The team simulated several screening strategies in 40-year-old patients with chronic hepatitis C and compensated cirrhosis.
|Biannual alpha-fetoprotein and annual ultrasonography was the most efficacious strategy.|
|Alimentary Pharmacology and Therapeutics|
The researchers found that annual alpha-fetoprotein and ultrasonography was the least efficacious strategy. They calculated that the incremental cost-effectiveness ratio for this strategy was $23,043 per quality-adjusted life-year.
Biannual alpha-fetoprotein and annual ultrasonography is the most commonly used strategy in the United States. The team determined that this was more efficacious than the previous strategy. This had a cost-effectiveness ratio of $33,083 per quality-adjusted life-year versus annual alpha-fetoprotein and ultrasonography.

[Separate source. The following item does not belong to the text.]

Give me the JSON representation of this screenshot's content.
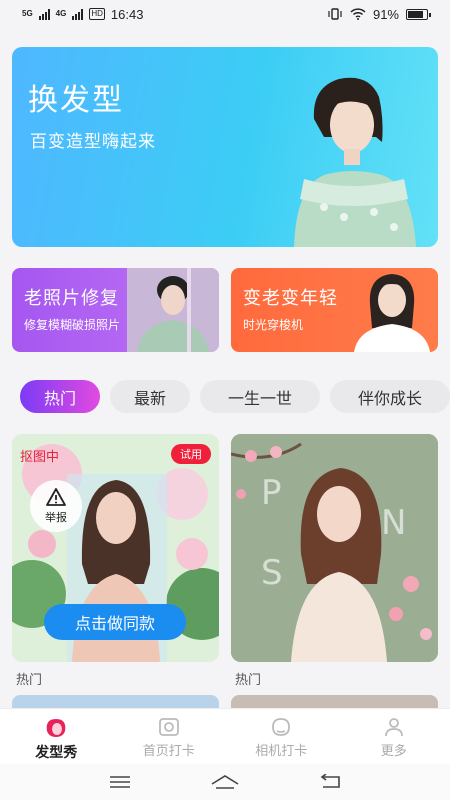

The team found that the most efficacious strategy was biannual alpha-fetoprotein and ultrasonography. However, this had a cost-effectiveness ratio of $73,789 per quality-adjusted life-year versus biannual alpha-fetoprotein and annual ultrasonography.
Biannual alpha-fetoprotein and annual computerized tomography screening resulted in a cost-effectiveness ratio of $51,750 per quality-adjusted life-year versus biannual alpha-fetoprotein and annual ultrasonography screening.
Dr Lin's team concluded that, "Screening for hepatocellular carcinoma is as cost-effective as other accepted screening protocols".
"Of the strategies evaluated, biannual alpha-fetoprotein/annual ultrasonography gives the most quality-adjusted life-year gain while still maintaining a cost-effectiveness ratio <$50 000/quality-adjusted life-year".
"Biannual alpha-fetoprotein/annual computerized tomography screening may be cost-effective".